Our Father in Heaven knows that His extreme willingness to help each polluted heart is the answer.
Genesis 45:6
For the famine has been in the land these two years, and there are yet five years in which there will be neither plowing nor harvest.
7 And God sent me before you to preserve for you a remnant on earth, and to keep alive for you many survivors. 8 So it was not you who sent me here, but God. He has made me a father to Pharaoh, and lord of all his house and ruler over all the land of Egypt.
Joseph, the favored son of Israel, was sent into Egypt by God’s love and God’s design in order to preserve life. We know a greater son, a perfect son, who was sent to a parched and dry world in order to preserve life. But not just temporal life - eternal life. Jesus God's own Son was sent into the world to save, to forgive, to remove the pain and to remove the need to retaliate for any hurts we have endured.
What does it take to forgive?
God forgives. . . here comes the “Equity”
God is honest about the pain. He goes through the pain of betrayal. He goes through the pain of denial and the loss of life and the unjust treatment, the abuse.
Equity = “justice according to natural law” (Merriam-Webster.com). In his full knowledge and with all power and with greater love than we can imagine, he knows this alone: his own gracious exhaustion under the honest hand of justice, will remove the grip of guilt and pain from humanity‘s throat.
And in equity he didn’t choose a form of justice that was quick and painless. He didn’t choose lethal injection or a bullet to the head. That was too quick. The pain would be too limited. Because God had to pick an implement of justice that, in equity, equals the pain inflicted on his holy, righteous divinity, he picked the cross. And then he placed himself in the criminal's seat to receive that judgment.
In a few minutes we will see the words, “forgive us our debts as we forgive our debtors“ (The Lord’s Prayer). That’s speaking about equity. That’s speaking about justice that’s already been carried out. Do we see the debt we owe God? If we are not aware of the pain we daily inflict on His divine perfection, then we downplay and sugarcoat our own sin.
But let’s be honest, we are more inclined to focus on the pain by which our character has been impaled.

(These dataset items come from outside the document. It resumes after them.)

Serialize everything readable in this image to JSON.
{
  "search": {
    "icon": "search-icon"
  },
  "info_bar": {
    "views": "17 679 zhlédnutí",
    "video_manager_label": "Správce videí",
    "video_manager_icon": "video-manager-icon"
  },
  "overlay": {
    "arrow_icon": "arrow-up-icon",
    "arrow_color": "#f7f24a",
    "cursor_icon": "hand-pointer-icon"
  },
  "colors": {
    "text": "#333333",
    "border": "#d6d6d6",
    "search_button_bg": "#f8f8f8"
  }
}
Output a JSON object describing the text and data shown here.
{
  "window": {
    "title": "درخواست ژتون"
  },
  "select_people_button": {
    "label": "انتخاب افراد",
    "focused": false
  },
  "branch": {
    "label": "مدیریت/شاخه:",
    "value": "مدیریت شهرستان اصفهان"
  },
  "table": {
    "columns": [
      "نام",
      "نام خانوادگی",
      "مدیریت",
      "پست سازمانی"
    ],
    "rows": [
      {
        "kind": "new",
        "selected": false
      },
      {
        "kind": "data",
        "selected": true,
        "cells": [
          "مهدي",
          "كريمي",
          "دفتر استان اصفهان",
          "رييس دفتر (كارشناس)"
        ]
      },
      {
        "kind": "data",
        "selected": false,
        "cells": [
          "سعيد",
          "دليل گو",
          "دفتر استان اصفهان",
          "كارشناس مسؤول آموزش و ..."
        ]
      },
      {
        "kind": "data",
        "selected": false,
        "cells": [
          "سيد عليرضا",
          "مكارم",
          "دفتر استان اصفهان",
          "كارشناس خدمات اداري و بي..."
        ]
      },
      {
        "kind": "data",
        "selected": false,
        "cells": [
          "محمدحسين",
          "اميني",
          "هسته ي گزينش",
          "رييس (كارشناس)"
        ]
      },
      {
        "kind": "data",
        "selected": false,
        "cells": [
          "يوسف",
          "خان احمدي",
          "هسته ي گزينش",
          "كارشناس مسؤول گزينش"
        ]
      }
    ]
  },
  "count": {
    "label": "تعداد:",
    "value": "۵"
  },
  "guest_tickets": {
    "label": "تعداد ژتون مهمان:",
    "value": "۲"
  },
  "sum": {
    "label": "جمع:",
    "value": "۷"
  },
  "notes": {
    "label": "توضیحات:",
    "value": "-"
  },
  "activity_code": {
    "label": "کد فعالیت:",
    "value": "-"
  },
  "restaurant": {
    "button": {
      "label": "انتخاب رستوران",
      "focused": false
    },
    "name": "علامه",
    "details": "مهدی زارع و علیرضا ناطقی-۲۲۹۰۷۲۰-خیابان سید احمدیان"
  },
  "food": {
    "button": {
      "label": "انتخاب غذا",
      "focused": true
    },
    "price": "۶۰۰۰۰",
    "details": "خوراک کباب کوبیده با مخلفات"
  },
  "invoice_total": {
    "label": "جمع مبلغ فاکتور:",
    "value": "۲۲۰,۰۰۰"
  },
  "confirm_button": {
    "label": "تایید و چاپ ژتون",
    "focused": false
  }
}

We are more blind to God's pain but often demand that another would suffer for the wrongs experienced by our humanity - wrongs to our human self!
And that’s where God brings in the cross and his son, whom He loves: Jesus. The only way God can forgive me my debt is because the debt that I owe him gets paid at the cross.
He will not diminish or downplay the pain that has been suffered by him; the cross is a vivid reminder that each of my sins inflicts horrible pain. And in his honesty, in his sovereignty and in his equity all has been paid by Christ Jesus the perfect son.